Segundo fontes ouvidas pelo Correio do Estado, a relação de Carlão e Adriane estaria estremecida há alguns dias, e a prefeita não estaria nem atendendo as ligações e mensagens enviadas pelo presidente da Casa de Leis.

Tal comportamento da gestora municipal teria provocado o descontentamento do presidente do Legislativo municipal, que aproveitou para aprovar os dois projetos de lei que tratam do reajuste salarial, os quais foram apresentados por ele e pelo primeiro-secretário, Delei Pinheiro (PSD).

Os interlocutores de ambos revelaram à reportagem que a prefeita não queria que os projetos fossem aprovados neste momento porque os gastos com pessoal já consomem 57,02% dos recursos do município, extrapolando o limite prudencial da Lei de Responsabilidade Fiscal (LRF), que é de 51,30%.

No máximo, conforme as mesmas fontes, Adriane Lopes aceitaria que fosse aprovado o projeto que permitiria o aumento a partir de março de 2025.

Além disso, no momento que os dois projetos entraram na pauta para serem votados na sessão ordinária de terça-feira, a prefeita teria solicitado ao presidente da Câmara Municipal que fosse retirado da pauta.

No entanto, Carlão bateu o pé e colocou para ser votado, tendo até, dizem, “abandonado” momentaneamente a presidência da Casa de Leis e descido para o plenário para votar a favor dos dois projetos. 

Essa atitude do presidente teria sido um sinal para os demais pares que teriam de aprovar os dois projetos para acompanhar o líder máximo da Câmara Municipal.

O resultado foi a aprovação do projeto que reajusta o salário da prefeita e dos secretários municipais, contemplando automaticamente mais 405 funcionários públicos municipais, que terão os salários corrigidos de R$ 21.263,62 para R$ 35.567,50.

Essa proposta contou com o apoio de 19 vereadores, enquanto 10 votaram contra porque consideraram que o reajuste imediato seria inconstitucional, pois só o salário da prefeita pode ter correção na próxima legislatura.

A proposta aprovada, por 18 votos a 10, prevê, a partir de agora, aumento de 66,77% no salário da prefeita, de R$ 21.263,62 para R$ 35.462,22, enquanto o salário dos secretários municipais terá correção de 159,4%, de R$ 11.619,70 para R$ 30.142,70.

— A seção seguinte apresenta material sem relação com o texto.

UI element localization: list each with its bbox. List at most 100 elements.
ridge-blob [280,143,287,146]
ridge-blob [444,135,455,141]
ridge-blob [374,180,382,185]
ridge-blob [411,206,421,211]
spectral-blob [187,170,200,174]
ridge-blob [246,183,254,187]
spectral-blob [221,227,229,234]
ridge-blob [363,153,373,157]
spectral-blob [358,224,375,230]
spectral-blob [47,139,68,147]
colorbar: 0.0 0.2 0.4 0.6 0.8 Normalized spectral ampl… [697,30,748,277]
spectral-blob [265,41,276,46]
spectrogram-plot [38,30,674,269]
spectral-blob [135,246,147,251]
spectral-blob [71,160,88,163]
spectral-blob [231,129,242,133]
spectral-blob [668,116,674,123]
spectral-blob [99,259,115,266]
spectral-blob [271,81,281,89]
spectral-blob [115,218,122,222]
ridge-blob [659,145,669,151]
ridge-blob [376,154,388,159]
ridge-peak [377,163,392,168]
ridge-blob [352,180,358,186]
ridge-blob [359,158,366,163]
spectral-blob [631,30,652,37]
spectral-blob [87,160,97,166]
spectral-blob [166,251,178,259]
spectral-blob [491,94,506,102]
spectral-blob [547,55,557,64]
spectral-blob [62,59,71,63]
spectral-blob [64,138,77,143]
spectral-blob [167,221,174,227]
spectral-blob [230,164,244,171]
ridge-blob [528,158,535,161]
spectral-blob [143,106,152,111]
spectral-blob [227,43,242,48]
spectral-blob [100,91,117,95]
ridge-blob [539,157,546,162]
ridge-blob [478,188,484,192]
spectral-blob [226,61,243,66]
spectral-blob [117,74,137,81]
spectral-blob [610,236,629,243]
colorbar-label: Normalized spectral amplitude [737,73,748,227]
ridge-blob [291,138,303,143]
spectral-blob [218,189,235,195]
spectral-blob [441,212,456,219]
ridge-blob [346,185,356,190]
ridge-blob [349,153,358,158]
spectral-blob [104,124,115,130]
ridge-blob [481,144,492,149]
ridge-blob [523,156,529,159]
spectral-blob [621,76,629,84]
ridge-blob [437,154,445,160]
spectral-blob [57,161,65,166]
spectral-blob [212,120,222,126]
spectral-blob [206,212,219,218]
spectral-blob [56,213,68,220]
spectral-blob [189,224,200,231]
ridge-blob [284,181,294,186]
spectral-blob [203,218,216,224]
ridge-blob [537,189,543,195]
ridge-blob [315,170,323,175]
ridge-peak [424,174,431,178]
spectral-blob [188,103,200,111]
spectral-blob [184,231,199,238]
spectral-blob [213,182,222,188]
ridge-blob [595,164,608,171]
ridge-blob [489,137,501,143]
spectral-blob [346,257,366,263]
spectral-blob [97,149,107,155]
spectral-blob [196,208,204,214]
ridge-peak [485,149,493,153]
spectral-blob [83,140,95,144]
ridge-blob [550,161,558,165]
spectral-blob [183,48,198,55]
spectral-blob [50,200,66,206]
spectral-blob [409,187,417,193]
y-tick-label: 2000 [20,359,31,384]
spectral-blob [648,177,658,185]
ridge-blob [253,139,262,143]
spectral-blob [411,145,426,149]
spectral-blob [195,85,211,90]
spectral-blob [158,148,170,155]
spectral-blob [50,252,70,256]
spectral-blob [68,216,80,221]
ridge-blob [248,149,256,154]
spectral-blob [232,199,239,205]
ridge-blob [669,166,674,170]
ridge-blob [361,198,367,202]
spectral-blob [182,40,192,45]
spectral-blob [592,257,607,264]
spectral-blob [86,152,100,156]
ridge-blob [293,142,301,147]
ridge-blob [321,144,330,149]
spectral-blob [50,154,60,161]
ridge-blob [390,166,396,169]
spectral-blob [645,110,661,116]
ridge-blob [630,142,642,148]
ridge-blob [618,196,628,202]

O segundo projeto, que prevê o aumento somente a partir de 2025, teve apenas 2 votos contra e 26 votos a favor. Nesse caso, a proposta eleva o salário da prefeita de R$ 35.462,22 para R$ 41.845,48, superando o valor do salário pago ao governador Eduardo Riedel (PSDB), que é de R$ 35,4 mil. 

O vencimento dos secretários municipais saltará de R$ 11.619,70 para R$ 35.567,50, um aumento de 206,1%. Os diretores de autarquias vão ganhar R$ 30.142,70, enquanto o cargo de vice-prefeito terá subsídio de R$ 37.658,50.

Em conversa com o Correio do Estado, o presidente Carlão lembrou que há 12 anos não há essa reposição da inflação no subsídio da prefeita.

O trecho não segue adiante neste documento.